# Automatically Building My Website With Travis CI
10 May 2015
In order to simplify the publication of content and have this site automatically build whenever I publish a change to Git, I have set up a script and integrated my GitHub repository with Travis CI. By doing so, I can simply focus on the content, and using the scripts that I wrote, the site will build and publish itself. Because I have a cron job setup on the dylanmtaylor.com domain, every change I push to Git is automatically pulled and deployed almost instantaneously, so that my content is up to date.
The setup for this is actually pretty simple, although it took me a few tries to figure it out – first and foremost, there is now no longer a build.sh in the repository’s main directory. This file was previously used to manually build and copy the files for Jekyll as well as clear memcached’s cache when I rebuilt the site so that nginx would always be serving the latest content. The lines that were in that file were manually copied to a .travis.yml file which will build the site automatically and push the changes to GitHub as me, with a “built from [commit]” line as the commit message. Before building the site, the script downloads and installs the ruby development libraries into the Travis build environment and installs jekyll using Ruby gems.
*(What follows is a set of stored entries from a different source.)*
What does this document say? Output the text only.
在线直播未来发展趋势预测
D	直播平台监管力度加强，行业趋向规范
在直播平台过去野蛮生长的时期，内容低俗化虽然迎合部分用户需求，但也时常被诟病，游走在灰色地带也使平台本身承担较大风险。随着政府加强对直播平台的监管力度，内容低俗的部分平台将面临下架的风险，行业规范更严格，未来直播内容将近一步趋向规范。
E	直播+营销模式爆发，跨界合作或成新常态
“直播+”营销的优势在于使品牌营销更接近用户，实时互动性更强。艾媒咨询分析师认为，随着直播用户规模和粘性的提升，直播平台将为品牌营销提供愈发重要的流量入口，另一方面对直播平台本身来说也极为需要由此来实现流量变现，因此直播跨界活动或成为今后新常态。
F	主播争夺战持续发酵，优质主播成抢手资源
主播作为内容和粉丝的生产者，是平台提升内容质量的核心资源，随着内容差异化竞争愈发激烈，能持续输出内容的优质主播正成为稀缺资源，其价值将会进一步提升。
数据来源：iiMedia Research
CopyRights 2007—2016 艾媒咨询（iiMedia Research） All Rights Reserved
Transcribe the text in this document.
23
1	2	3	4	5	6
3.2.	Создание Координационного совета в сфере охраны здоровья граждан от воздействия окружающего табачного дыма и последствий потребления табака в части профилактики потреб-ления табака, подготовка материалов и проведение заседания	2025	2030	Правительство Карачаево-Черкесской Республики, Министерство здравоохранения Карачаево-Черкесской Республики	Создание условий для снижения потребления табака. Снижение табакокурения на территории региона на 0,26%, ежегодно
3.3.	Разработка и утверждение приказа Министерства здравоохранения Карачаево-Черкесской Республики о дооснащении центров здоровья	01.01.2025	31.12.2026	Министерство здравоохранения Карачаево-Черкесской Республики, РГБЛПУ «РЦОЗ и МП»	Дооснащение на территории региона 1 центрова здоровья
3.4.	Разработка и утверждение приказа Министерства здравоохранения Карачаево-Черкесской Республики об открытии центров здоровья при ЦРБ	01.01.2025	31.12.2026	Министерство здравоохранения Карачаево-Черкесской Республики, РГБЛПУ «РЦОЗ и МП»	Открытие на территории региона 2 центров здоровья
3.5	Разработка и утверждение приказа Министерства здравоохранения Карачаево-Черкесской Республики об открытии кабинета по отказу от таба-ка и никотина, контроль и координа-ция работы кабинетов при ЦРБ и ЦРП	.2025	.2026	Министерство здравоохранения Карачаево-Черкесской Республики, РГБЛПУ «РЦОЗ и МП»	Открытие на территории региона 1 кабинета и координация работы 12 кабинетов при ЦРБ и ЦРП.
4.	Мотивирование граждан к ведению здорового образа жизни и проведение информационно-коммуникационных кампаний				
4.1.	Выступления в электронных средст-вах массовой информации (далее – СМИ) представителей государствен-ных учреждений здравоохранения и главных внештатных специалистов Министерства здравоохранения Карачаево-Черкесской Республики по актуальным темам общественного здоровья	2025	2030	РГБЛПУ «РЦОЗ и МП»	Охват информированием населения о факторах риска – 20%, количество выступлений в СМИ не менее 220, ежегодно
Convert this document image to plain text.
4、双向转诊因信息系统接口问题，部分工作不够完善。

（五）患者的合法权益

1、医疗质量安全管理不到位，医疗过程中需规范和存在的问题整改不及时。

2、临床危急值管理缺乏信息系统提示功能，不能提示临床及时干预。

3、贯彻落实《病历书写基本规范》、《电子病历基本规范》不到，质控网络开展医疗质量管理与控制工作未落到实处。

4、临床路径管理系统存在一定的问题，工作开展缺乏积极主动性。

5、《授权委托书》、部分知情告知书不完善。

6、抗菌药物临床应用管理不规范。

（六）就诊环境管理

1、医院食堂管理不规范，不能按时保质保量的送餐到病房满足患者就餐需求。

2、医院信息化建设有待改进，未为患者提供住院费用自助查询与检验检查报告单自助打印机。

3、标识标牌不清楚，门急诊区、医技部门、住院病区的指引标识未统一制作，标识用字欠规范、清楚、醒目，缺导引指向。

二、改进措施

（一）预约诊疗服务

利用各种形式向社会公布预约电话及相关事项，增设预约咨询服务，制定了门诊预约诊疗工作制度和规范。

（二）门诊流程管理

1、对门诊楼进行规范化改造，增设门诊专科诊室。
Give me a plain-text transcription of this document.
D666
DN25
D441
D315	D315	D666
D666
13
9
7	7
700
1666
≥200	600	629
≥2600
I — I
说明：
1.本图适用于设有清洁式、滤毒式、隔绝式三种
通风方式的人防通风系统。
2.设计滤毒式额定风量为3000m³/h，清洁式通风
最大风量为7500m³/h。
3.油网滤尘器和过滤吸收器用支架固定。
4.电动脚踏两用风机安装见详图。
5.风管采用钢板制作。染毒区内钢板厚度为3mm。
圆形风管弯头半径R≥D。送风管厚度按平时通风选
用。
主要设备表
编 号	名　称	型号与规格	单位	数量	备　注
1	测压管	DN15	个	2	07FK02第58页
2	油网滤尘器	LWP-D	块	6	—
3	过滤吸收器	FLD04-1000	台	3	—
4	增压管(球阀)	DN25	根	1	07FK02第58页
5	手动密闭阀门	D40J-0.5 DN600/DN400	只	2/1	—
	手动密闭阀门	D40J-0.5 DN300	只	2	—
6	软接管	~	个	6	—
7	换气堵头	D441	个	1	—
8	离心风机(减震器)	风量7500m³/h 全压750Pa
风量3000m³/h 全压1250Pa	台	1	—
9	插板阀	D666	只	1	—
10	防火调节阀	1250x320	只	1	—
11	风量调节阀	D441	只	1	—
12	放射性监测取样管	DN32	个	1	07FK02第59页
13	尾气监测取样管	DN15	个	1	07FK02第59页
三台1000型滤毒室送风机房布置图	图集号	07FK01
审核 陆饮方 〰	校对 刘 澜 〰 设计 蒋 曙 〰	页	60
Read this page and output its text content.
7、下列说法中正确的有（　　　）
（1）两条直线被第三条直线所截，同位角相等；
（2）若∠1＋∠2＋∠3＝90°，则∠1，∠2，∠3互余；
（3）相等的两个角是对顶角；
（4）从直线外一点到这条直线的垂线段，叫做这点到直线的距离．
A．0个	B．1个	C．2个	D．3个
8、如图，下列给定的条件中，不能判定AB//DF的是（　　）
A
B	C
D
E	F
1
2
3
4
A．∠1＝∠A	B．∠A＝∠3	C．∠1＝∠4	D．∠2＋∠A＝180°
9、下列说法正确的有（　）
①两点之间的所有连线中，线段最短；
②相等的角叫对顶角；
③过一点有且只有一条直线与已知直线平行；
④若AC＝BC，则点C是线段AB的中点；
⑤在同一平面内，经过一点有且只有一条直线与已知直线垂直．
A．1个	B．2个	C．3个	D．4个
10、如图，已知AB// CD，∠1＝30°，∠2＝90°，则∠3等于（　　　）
Once the build environment is setup properly, the script will build all the non-blog static content by running my build-site.py, which is custom Python code and then run commands very similar to the build.sh script which I was manually running previously. Then, using a secure string, Travis will use a GitHub token associated with my account and push the built content to GitHub. This is then pulled automatically onto dylanmtaylor.com using the aforementioned cron job.